- Music
- 09 May 13
As the throng disperses into the night, shouts of “best fuckin’ gig ever!” are to be heard from perspiration-drenched fans. I wouldn’t go that far but tonight Death Grips did the business, big style…
Death Grips are on one serious roll. Over the past 12 months, these Californian purveyors of anti-establishment rhetoric have released two genre-bending LPs, built a reputation as a ‘must-see’ live act and become an online sensation.
Billed as ‘experimental hip-hop’ the acclaimed Sacramento trio’s sphere of influence strays further than this simplistic description. Their wham-bam-thank-you-ma’am 50-minute set showcases material from both of last year’s lauded albums, The Money Store and No Love Deep Web.
Death Grips’ sound has a bone-crunching fervour occasionally reminiscent of crossover alt. metal act Rage Against The Machine and the carefully crafted noisescapes of our very own My Bloody Valentine.

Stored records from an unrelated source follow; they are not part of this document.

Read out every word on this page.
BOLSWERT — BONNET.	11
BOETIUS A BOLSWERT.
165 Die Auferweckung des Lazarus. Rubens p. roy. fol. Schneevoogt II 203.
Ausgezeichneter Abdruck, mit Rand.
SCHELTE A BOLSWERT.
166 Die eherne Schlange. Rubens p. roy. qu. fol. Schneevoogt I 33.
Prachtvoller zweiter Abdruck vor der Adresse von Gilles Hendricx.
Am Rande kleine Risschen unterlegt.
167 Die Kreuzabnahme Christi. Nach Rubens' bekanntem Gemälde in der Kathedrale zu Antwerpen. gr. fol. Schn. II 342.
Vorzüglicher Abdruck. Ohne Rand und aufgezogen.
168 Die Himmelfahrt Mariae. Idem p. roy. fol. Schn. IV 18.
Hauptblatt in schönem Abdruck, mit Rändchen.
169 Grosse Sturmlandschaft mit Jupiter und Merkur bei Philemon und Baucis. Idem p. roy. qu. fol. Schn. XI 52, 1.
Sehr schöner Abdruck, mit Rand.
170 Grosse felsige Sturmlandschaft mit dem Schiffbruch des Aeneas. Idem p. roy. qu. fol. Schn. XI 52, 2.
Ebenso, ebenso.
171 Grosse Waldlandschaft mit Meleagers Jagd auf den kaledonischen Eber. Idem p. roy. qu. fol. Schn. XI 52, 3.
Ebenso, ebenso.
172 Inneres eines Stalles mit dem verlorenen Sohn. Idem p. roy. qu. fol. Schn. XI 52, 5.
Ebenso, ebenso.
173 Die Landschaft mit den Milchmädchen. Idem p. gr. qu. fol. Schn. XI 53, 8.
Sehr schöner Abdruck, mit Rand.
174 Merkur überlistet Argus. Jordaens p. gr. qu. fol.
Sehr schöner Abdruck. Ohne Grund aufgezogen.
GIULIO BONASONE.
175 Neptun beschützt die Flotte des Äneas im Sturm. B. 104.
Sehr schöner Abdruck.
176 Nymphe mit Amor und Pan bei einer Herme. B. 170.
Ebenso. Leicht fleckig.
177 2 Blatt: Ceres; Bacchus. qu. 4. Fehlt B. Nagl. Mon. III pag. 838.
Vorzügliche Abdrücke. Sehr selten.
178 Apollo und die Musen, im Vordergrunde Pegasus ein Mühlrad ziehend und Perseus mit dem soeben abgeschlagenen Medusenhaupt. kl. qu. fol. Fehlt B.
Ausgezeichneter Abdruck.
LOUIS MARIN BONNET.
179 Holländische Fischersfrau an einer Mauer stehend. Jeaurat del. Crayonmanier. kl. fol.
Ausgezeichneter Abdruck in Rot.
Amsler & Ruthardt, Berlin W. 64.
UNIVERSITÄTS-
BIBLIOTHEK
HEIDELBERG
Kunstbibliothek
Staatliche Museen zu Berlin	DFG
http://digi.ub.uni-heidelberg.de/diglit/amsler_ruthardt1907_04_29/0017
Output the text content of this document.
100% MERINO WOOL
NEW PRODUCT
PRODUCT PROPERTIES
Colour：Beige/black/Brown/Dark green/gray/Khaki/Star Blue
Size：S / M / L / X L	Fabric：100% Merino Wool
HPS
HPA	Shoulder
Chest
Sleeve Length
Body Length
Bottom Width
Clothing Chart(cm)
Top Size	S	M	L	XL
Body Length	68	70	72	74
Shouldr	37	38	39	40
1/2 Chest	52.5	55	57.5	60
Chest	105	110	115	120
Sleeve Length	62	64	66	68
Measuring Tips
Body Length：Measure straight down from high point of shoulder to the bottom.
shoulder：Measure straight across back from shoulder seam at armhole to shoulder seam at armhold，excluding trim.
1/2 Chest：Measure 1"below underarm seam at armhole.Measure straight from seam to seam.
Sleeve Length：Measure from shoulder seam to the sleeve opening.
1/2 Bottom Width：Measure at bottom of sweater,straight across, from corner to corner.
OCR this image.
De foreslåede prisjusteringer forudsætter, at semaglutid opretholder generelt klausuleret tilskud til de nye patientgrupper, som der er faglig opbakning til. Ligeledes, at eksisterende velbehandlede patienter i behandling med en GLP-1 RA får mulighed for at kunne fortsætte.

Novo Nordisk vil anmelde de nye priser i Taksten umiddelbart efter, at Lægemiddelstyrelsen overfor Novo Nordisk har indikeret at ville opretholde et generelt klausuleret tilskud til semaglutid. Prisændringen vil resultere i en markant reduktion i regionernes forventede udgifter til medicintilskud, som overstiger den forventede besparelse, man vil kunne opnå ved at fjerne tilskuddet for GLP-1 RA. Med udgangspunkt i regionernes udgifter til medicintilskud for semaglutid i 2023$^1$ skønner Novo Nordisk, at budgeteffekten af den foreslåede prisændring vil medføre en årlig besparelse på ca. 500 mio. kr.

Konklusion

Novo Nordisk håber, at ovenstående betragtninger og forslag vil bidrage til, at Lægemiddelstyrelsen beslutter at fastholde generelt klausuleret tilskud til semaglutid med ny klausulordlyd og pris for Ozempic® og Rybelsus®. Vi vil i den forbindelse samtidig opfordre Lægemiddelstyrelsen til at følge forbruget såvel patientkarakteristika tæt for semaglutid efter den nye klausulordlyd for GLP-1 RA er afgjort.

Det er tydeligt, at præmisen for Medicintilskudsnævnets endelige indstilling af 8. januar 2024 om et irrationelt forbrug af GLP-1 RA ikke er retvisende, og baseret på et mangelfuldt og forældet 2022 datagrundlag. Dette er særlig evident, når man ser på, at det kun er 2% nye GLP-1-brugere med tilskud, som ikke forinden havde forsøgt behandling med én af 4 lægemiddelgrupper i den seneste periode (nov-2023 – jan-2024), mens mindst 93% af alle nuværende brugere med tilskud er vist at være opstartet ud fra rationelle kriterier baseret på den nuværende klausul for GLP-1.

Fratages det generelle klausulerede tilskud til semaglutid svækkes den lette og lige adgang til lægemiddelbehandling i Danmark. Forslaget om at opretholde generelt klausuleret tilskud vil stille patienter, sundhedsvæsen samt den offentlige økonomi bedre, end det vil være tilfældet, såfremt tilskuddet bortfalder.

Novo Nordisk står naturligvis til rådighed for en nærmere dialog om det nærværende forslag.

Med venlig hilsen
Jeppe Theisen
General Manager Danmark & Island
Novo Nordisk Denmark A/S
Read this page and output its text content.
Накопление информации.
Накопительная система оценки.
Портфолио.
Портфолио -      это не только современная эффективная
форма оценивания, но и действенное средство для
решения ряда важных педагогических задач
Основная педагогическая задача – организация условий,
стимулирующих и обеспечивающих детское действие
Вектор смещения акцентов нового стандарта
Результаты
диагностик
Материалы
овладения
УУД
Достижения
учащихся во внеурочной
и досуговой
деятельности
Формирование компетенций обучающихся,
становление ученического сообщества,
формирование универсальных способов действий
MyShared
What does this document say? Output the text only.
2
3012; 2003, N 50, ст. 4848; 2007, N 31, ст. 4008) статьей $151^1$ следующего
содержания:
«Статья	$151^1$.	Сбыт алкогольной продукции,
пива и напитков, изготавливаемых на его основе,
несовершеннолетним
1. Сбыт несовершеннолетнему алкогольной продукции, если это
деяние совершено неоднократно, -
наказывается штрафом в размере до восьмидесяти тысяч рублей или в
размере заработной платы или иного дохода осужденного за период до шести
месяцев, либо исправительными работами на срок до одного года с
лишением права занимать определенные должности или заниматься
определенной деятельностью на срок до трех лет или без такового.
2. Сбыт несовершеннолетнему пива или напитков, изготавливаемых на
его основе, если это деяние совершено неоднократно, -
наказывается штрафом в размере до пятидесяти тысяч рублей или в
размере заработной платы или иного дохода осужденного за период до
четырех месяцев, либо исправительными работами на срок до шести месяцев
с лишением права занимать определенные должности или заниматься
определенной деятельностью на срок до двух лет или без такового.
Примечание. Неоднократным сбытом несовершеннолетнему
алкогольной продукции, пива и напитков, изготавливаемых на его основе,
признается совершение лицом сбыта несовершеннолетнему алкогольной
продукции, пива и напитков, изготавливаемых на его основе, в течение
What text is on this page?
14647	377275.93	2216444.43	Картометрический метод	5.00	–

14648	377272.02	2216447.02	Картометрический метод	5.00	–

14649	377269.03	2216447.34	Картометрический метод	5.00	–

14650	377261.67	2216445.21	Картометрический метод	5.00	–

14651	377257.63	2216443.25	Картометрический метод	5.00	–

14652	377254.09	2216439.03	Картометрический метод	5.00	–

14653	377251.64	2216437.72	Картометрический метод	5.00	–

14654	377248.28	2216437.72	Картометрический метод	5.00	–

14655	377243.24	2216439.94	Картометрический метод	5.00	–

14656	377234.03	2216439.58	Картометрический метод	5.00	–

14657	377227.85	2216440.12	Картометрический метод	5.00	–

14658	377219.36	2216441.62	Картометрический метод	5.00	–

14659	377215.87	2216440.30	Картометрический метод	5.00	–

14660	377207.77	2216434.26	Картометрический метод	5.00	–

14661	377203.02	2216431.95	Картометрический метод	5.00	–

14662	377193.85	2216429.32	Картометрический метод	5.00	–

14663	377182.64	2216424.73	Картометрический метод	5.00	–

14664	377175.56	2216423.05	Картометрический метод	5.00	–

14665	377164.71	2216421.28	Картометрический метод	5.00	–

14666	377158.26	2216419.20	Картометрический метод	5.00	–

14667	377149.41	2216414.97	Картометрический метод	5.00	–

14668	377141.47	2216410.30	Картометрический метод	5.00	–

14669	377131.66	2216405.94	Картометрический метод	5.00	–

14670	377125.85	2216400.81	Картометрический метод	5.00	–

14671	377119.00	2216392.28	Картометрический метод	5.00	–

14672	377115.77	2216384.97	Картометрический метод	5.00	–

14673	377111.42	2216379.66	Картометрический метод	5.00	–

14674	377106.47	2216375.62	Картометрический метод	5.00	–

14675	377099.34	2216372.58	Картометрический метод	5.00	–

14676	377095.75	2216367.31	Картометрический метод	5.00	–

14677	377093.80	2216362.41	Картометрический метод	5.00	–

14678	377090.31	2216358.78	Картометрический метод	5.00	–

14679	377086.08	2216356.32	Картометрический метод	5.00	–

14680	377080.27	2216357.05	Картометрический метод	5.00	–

Bathed in blue light, and minus drummer Zach Hill, Stefan Burnett and Andy Morin deliver a wall-of-noise performance packed with an intensity that has the crowd feeling more Friday night than Monday evening. One ear-warping track flows into the next as Burnett, the band’s iconic figurehead prowls back and forth, stripped to the waist, delivering his lung-bursting rhymes over Morin’s heavy synth drone.
The intense atmosphere’s more akin to a thrash metal gig with people slamming furiously and sporadic bouts of crowd surfing. Burnett is a born performer, gesticulating furiously as he bashes out his lines. He’s flanked to his left by Morin, lost in the strangely hypnotic storm of thumping beats, bouncing endlessly, sweat dripping from his face.
From the relentless ‘Lock Your Doors’ to the shuddering assault of ‘Come Up And Get Me’ and the snarling ‘No Love’, Death Grips never dip below all-out-attack mode.